Returns:Promise<string>- base64-encoded string. -
decryptLegacy(ciphertext, passphrase)
Decrypts a string encrypted in the legacy AES Everywhere format.
Returns:Promise<Uint8Array>- raw binary data.
All functions in this library return a Promise. Specifically:
-
encrypt,encryptGcm,encryptCbc,encryptLegacy
Returns:Promise<string>- typically base64-encoded string. -
encryptGcmBin,encryptCbcBin,
Returns:Promise<Uint8Array>- raw binary data. -
decrypt,decryptGcm,decryptGcmBin,decryptCbc,decryptCbcBin,decryptLegacy
Returns:Promise<Uint8Array>- raw binary data.
As noted above, decryption functions and binary encryption functions (those with decrypt or Bin in their name) return a Promise<Uint8Array>. If you need to convert this Uint8Array back into a human-readable string, you'll typically use the TextDecoder API, especially if the original data was a UTF-8 encoded string.

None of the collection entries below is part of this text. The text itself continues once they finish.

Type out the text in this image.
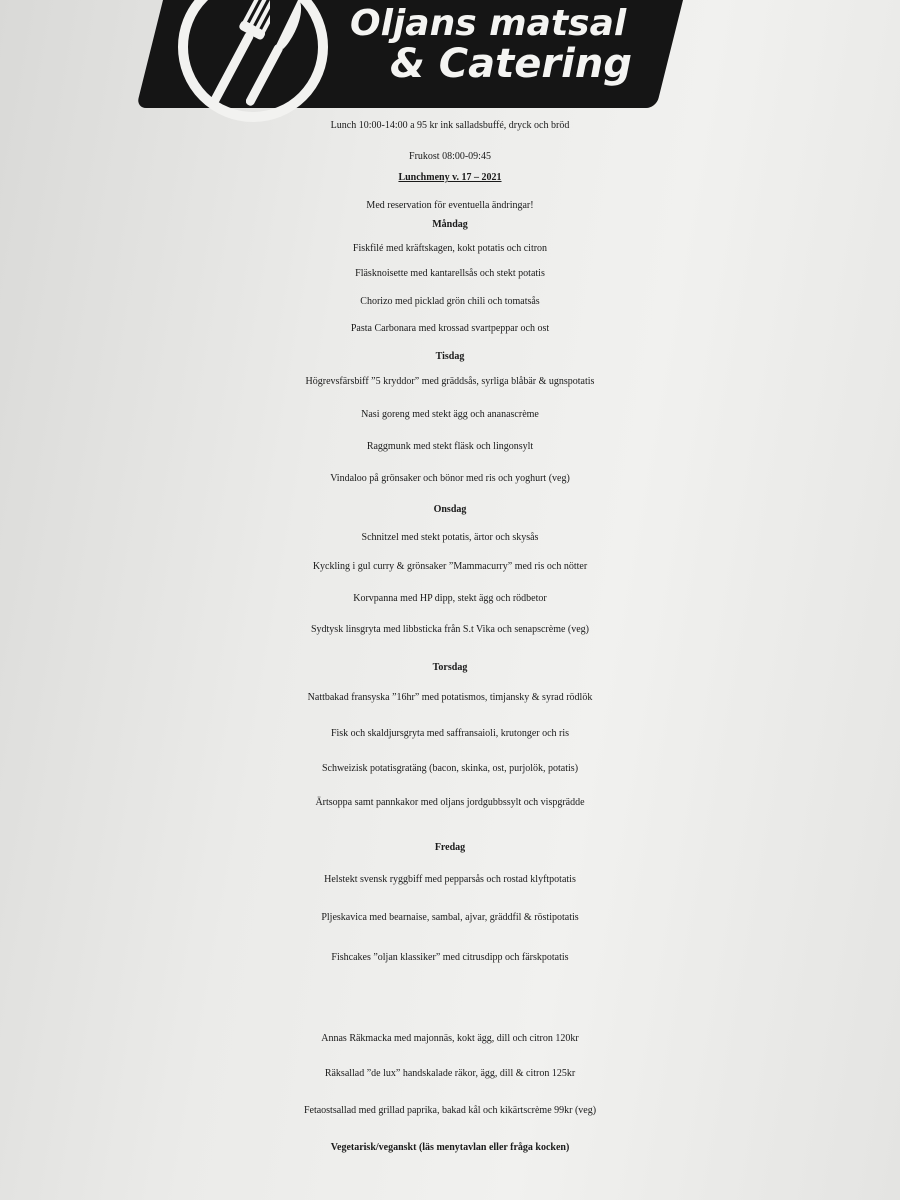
Oljans matsal
& Catering
Lunch 10:00-14:00 a 95 kr ink salladsbuffé, dryck och bröd
Frukost 08:00-09:45
Lunchmeny v. 17 – 2021
Med reservation för eventuella ändringar!
Måndag
Fiskfilé med kräftskagen, kokt potatis och citron
Fläsknoisette med kantarellsås och stekt potatis
Chorizo med picklad grön chili och tomatsås
Pasta Carbonara med krossad svartpeppar och ost
Tisdag
Högrevsfärsbiff ”5 kryddor” med gräddsås, syrliga blåbär & ugnspotatis
Nasi goreng med stekt ägg och ananascrème
Raggmunk med stekt fläsk och lingonsylt
Vindaloo på grönsaker och bönor med ris och yoghurt (veg)
Onsdag
Schnitzel med stekt potatis, ärtor och skysås
Kyckling i gul curry & grönsaker ”Mammacurry” med ris och nötter
Korvpanna med HP dipp, stekt ägg och rödbetor
Sydtysk linsgryta med libbsticka från S.t Vika och senapscrème (veg)
Torsdag
Nattbakad fransyska ”16hr” med potatismos, timjansky & syrad rödlök
Fisk och skaldjursgryta med saffransaioli, krutonger och ris
Schweizisk potatisgratäng (bacon, skinka, ost, purjolök, potatis)
Ärtsoppa samt pannkakor med oljans jordgubbssylt och vispgrädde
Fredag
Helstekt svensk ryggbiff med pepparsås och rostad klyftpotatis
Pljeskavica med bearnaise, sambal, ajvar, gräddfil & röstipotatis
Fishcakes ”oljan klassiker” med citrusdipp och färskpotatis
Annas Räkmacka med majonnäs, kokt ägg, dill och citron 120kr
Räksallad ”de lux” handskalade räkor, ägg, dill & citron 125kr
Fetaostsallad med grillad paprika, bakad kål och kikärtscrème 99kr (veg)
Vegetarisk/veganskt (läs menytavlan eller fråga kocken)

Here's an example of how you can convert the Uint8Array to a string:
// Assuming decryptedResult is a Promise<Uint8Array> from a decryption function
const decryptedUint8Array = await decryptedResult;
const decoder = new TextDecoder('utf-8', { fatal: true });
let finalStringResult;
try {
finalStringResult = decoder.decode(decryptedUint8Array);
console.log("Decrypted string:", finalStringResult);
} catch (e) {
console.error("Decoding failed:", e);
// Handle decoding errors, e.g., if the data is not valid UTF-8
}The fatal: true option in TextDecoder will throw an error if the input contains malformed UTF-8 sequences, which can be helpful for debugging or ensuring data integrity.